Ординарец стоял навытяжку, нервно подергивая плечами и стараясь не смотреть в сторону плетня.

– Всех сюда.

Неустроев поправил на плече автомат.

– И э т и х – тоже. Всех сюда. До одного.

– Прикажете их связать, товарищ гвардии старший лейтенант? – уточнил ординарец.

– Не нужно, – Неустроев нехорошо улыбнулся. – С того света не сбегут.

Одинцов так и стоял, прижавшись спиной к горячей от солнца, серебристо-черной бревенчатой стене избы. Его мутило. Спирт не помог – на губах был вкус свежей крови. Казалось, весь мир залит кровью, сам воздух пропитан ею и каждый вдох гонит сквозь легкие ее горячую, приторную отраву.

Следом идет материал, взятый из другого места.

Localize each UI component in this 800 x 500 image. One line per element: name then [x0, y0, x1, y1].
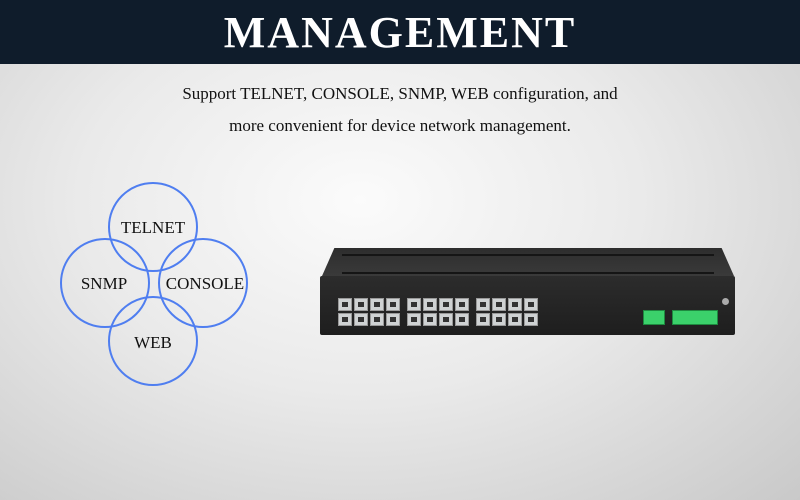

Ему хотелось уйти отсюда куда-нибудь, поскорее и не задерживаясь; уйти туда, где нет крови, где солнце светит ясно, а воздух чист и прохладен.

– С того света не-сбе-гут! – повторил Неустроев, развязывая кисет. – А этого света им осталось на одну самокрутку.

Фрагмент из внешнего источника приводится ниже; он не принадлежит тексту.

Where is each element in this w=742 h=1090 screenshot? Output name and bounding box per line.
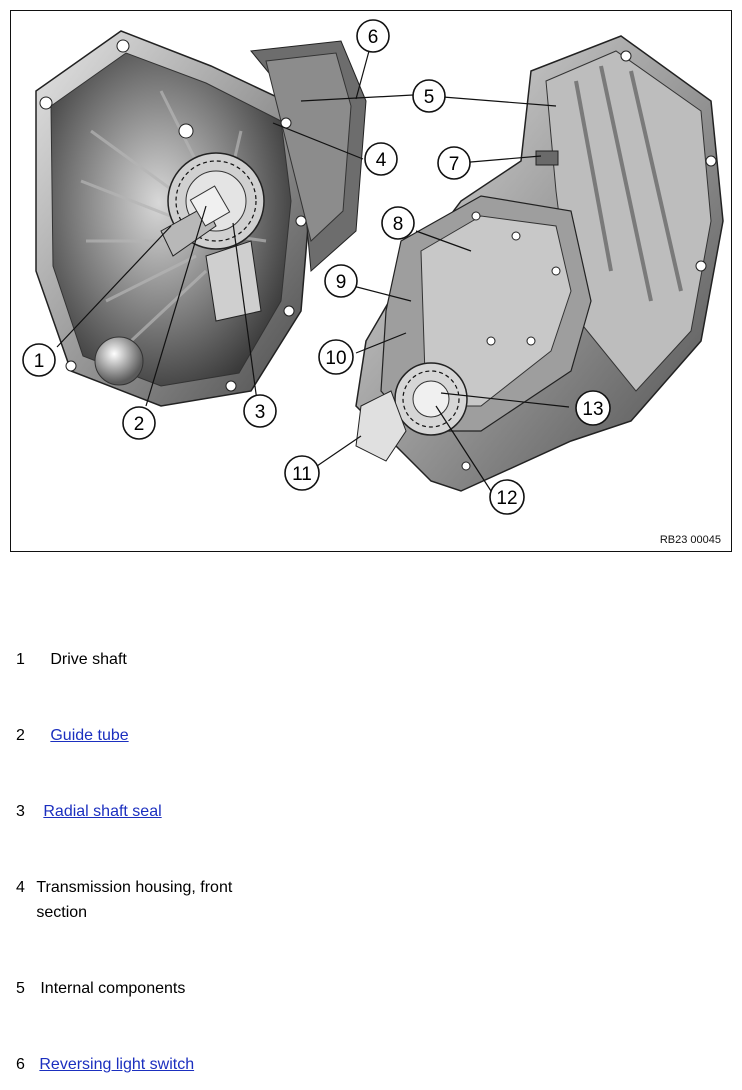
legend-text-line2: section — [36, 904, 88, 921]
svg-text:3: 3 — [255, 402, 266, 423]
legend-number: 3 — [16, 803, 25, 820]
callout-8: 8 — [381, 206, 415, 240]
svg-text:11: 11 — [292, 464, 312, 485]
left-transmission — [35, 30, 367, 407]
transmission-illustration: 1 2 3 4 5 6 7 8 — [22, 19, 724, 515]
callout-10: 10 — [318, 339, 354, 375]
svg-text:4: 4 — [376, 150, 387, 171]
svg-text:8: 8 — [393, 214, 404, 235]
legend-item-3: 3 Radial shaft seal — [16, 799, 162, 824]
svg-text:6: 6 — [368, 27, 379, 48]
legend-number: 6 — [16, 1056, 25, 1073]
legend-number: 2 — [16, 727, 25, 744]
legend-number: 4 — [16, 879, 25, 896]
figure-code: RB23 00045 — [659, 534, 721, 546]
legend-item-2: 2 Guide tube — [16, 723, 129, 748]
svg-text:13: 13 — [582, 399, 603, 420]
callout-3: 3 — [243, 394, 277, 428]
callout-7: 7 — [437, 146, 471, 180]
svg-text:5: 5 — [424, 87, 435, 108]
reversing-light-switch-link[interactable]: Reversing light switch — [39, 1056, 195, 1073]
right-transmission — [355, 35, 724, 492]
transmission-diagram: 1 2 3 4 5 6 7 8 — [10, 10, 732, 552]
callout-13: 13 — [575, 390, 611, 426]
callout-2: 2 — [122, 406, 156, 440]
legend-number: 1 — [16, 651, 25, 668]
callout-1: 1 — [22, 343, 56, 377]
leader-lines — [56, 50, 570, 492]
svg-text:2: 2 — [134, 414, 145, 435]
legend-item-1: 1 Drive shaft — [16, 647, 127, 672]
guide-tube-link[interactable]: Guide tube — [50, 727, 129, 744]
legend-item-6: 6 Reversing light switch — [16, 1052, 194, 1077]
legend-item-5: 5 Internal components — [16, 976, 185, 1001]
legend-text: Internal components — [40, 980, 186, 997]
svg-text:9: 9 — [336, 272, 347, 293]
callout-9: 9 — [324, 264, 358, 298]
legend-text-line1: Transmission housing, front — [36, 879, 233, 896]
svg-text:12: 12 — [496, 488, 517, 509]
callout-11: 11 — [284, 455, 320, 491]
legend-text: Drive shaft — [50, 651, 127, 668]
svg-text:1: 1 — [34, 351, 45, 372]
callout-5: 5 — [412, 79, 446, 113]
svg-text:7: 7 — [449, 154, 460, 175]
callout-6: 6 — [356, 19, 390, 53]
svg-text:10: 10 — [325, 348, 346, 369]
legend-number: 5 — [16, 980, 25, 997]
callout-12: 12 — [489, 479, 525, 515]
radial-shaft-seal-link[interactable]: Radial shaft seal — [43, 803, 162, 820]
callout-4: 4 — [364, 142, 398, 176]
legend-item-4: 4 Transmission housing, front section — [16, 875, 232, 925]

– Что вы намерены с ними делать? – хрипло спросил Одинцов, поняв, что здесь, кажется, опять прольется кровь.

Пусть чужая, вражеская, немецкая, – справедливая, но все равно кровь; а крови больше не надо, ни чьей, мир и так уже ею захлебнулся, и не надо, не надо, не надо…

– Что?! – старший лейтенант вскинул на него изумленные голубые глаза. – Ты что, политрук? Еще спрашиваешь, что с ними делать?!

Но должны… Должны же оставаться хоть какие-то человеческие законы, – подумал Одинцов, вдруг вспомнив то, чему его успели научить давным-давно, в прошлой жизни, на двух курсах юридического факультета, откуда он ушел на фронт. – Законы, без которых общество превратится в стаю волков, грызущих друг другу глотки…

– Пленных расстреливать нельзя, – тихо и не очень уверенно сказал он.

– Так ты что – живыми их хочешь оставить?!!

– Я… – Одинцов облизнул сухие, вмиг потрескавшиеся губы, ощутив в себе волю от подействовавшего наконец спирта.

Да, в самом деле, единственным спасением от этого кровавого кошмара оставалось только возвышение над ним, сохранение своего человеческого облика; только будучи человеком можно было не утонуть в крови…

– Мы освободители. И не имеем право действовать теми же методами, что фашисты. Расстреливая пленных, мы запятнаем честь гвардейского знамени.

– Ты что несешь, политрук?! – страшно поскрежетал Неустроев. – Это же бандиты! Их нужно убивать. На месте! Если бы они нас захватили, то не рассуждали бы, между прочим.

– Да, бандиты. Но бандиты пленные. Их надо было убивать, пока они были с оружием в руках. Сейчас уже поздно. И решать их судьбу должны не мы. Нам нужно отконвоировать их в расположение части. Дождаться подхода главных сил и сдать в политуправление фронта. Ими займется суд. Суд народа! Он приговорит их к смерти, но это будет уже по закону. А расстреливать просто так, вершить самосуд – значит уподобляться им, и…

– Н-нуу н-неет! Здесь я командир! И я имею право решать. И я не позволю – слышишь, не-поз-во-лю! – чтобы эти гады хоть одну лишнюю минуту воздухом дышали! Одну лишнюю минуту, и ту им не дам – ясно тебе, политрук?